23.) The world’s fluffiest bunny
It might just be me, but the rabbit inside all that fluff (it’s an Angora) cannot possibly be enjoying this.
24.) Where the goth kids come from
This was actually an abandoned–and condemned–house in Germany. It was a popular spot for graffiti artists and could be seen covered in bright pieces of art. However, it was slated for demolition, and, as a farewell, artists Erik Sturm and Simon Jung painted it all black. The house was demolished, but you can still see it on Google Maps.
25.) Stained glass landscape
These are terraced rice paddies in China’s Yunnan Province. The colors come from algae that grows in the water-saturated paddies, as well as from reflections of the sky
26.) Projections turn trees into faces monstrous and serene.
These light projections in Cambodia transformed ordinary trees into gods and demons. They were photographed by Clement Briend
27.) A dizzying cathedral ceiling
The Sagrada Família Cathedral in Barcelona was designed by Antoni Gaudi, who designed a lot of the city’s famous buildings. Construction on the church began in 1882, and is still not complete. It’s projected completion is in 2026, a century after Gaudi’s death.
28.) Rendering car…
It might look like an artist is about to place an image of a car in this photo, but that outline exists in the physical world. It’s a wire sculpture by artist Benedict Radcliffe.
29.) Do not adjust your screen
Though it looks like a screen glitch, this is actually an intricately-carved wooden cabinet by designer Ferruccio Laviani.
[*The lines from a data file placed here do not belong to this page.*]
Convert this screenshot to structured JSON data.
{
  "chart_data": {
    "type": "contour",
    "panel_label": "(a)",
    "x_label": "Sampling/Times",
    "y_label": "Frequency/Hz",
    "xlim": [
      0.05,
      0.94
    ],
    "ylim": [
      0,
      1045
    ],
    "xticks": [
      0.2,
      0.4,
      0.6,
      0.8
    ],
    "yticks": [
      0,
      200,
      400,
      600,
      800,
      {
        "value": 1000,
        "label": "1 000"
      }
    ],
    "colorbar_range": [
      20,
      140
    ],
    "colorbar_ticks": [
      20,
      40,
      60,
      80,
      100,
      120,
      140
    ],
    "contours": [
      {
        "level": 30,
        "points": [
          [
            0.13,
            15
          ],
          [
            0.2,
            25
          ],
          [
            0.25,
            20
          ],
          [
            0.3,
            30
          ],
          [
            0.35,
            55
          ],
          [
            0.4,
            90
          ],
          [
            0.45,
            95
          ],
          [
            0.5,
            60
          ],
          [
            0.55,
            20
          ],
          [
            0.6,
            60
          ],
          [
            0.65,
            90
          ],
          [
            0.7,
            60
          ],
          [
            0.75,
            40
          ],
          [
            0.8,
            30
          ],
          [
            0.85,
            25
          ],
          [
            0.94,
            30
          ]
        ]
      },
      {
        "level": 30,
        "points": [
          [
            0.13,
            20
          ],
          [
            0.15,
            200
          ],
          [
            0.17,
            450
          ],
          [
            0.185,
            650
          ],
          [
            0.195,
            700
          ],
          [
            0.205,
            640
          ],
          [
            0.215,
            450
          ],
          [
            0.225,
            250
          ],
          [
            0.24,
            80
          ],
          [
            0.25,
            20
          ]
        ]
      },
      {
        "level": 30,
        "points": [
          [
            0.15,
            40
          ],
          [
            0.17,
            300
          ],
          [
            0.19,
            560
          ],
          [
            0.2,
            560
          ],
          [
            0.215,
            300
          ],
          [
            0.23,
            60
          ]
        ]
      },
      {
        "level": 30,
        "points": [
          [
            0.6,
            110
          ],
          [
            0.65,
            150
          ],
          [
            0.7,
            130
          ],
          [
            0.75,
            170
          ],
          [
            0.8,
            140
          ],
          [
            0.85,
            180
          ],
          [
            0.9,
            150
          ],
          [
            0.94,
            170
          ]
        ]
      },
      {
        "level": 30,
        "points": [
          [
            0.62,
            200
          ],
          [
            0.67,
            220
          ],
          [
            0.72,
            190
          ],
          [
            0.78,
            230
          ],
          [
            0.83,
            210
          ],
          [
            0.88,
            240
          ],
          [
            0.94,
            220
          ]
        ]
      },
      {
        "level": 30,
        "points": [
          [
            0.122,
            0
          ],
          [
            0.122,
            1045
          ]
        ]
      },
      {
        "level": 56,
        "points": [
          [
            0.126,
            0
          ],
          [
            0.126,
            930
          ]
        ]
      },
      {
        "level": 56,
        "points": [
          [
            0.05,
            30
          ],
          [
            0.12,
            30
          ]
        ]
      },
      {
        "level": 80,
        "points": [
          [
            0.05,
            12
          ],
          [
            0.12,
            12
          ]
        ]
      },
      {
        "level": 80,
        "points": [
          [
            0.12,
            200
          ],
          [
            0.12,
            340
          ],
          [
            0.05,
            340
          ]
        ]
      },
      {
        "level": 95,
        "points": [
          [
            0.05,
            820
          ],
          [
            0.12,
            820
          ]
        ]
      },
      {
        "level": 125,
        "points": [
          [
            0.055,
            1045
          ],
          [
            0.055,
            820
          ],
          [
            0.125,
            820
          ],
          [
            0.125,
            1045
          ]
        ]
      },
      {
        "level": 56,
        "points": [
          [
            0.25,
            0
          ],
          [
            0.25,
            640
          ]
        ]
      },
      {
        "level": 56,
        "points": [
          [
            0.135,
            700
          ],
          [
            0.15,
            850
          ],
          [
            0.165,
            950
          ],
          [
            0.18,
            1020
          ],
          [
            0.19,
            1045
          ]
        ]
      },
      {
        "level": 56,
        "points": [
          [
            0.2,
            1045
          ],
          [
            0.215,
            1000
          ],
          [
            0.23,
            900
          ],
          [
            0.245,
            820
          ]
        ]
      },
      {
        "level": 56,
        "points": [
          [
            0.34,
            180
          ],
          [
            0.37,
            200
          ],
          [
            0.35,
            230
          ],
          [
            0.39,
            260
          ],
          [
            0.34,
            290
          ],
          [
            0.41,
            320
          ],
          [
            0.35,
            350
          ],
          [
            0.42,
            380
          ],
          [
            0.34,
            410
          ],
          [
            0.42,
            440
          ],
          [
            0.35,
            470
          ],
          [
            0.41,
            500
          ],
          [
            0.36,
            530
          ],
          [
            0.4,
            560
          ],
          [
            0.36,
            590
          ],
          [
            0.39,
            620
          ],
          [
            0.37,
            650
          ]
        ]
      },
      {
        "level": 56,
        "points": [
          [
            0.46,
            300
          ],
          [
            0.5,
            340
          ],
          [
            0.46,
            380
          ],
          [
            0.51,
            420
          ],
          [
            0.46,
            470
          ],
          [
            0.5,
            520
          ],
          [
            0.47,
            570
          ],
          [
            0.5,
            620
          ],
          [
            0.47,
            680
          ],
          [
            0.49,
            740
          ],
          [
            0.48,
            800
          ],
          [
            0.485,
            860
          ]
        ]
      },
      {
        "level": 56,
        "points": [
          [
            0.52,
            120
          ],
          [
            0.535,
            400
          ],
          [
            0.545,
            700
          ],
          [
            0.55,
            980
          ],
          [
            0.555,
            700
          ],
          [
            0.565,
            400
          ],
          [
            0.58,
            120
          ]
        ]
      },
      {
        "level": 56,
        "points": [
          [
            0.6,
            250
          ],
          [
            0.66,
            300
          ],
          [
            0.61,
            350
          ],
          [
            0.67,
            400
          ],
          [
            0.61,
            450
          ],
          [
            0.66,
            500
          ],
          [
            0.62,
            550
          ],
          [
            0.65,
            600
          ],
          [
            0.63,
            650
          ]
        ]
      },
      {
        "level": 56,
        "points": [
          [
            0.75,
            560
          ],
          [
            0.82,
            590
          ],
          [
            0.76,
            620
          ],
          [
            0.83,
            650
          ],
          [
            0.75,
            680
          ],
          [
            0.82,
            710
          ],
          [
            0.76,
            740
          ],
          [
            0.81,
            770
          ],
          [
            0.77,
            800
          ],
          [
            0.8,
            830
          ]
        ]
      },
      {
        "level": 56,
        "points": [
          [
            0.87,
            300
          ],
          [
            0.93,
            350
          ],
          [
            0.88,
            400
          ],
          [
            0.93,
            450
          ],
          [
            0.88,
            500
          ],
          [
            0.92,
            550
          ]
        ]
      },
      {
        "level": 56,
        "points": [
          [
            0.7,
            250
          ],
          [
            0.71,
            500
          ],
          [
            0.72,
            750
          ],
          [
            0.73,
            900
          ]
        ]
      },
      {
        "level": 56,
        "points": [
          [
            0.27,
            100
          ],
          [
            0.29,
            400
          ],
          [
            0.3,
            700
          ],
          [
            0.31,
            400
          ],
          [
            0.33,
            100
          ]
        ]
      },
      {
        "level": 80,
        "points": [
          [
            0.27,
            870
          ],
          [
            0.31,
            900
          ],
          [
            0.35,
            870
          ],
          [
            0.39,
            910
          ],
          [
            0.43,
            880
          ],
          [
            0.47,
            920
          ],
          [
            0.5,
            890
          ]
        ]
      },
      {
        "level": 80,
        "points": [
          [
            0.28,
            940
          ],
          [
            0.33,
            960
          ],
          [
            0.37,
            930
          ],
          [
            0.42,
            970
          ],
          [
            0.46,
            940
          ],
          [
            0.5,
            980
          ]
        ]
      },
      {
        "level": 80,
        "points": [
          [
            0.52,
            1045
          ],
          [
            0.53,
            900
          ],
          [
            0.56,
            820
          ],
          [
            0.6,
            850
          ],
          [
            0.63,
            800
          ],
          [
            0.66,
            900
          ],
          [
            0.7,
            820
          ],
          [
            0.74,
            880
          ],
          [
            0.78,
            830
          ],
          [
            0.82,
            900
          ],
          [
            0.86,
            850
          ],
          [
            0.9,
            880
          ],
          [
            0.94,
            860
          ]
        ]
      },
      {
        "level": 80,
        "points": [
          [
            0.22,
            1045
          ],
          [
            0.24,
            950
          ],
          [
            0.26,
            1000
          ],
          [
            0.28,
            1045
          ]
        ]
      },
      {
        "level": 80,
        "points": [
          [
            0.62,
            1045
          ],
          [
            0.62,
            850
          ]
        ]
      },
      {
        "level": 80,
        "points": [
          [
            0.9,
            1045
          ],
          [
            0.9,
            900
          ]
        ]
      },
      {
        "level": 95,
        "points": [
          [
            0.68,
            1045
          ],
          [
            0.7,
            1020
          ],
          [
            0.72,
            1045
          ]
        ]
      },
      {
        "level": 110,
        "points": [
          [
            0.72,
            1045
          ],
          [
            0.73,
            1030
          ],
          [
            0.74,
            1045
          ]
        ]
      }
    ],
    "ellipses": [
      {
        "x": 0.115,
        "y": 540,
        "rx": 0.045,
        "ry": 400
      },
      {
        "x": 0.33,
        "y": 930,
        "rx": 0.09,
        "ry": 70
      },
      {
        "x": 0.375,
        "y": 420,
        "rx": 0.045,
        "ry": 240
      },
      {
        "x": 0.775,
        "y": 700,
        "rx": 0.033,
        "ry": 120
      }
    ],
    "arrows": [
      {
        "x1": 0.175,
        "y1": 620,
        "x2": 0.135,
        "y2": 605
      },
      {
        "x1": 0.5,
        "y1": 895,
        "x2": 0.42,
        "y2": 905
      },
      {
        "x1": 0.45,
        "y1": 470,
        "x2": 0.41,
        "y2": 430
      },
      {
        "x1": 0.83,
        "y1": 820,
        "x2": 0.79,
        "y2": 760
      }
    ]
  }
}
It combines traditional woodwork with a very modern visual phenomenon.
30.) World arm-wrestling champion is tired of your sophomoric jokes.
We’re sure Matthias Schlitte has heard all the jokes before; he even has the nickname “Hellboy.” He was actually born with a genetic defect that resulted in his right forearm bone 33% larger than his typically-proportioned left one. Which makes for good arm wrestling.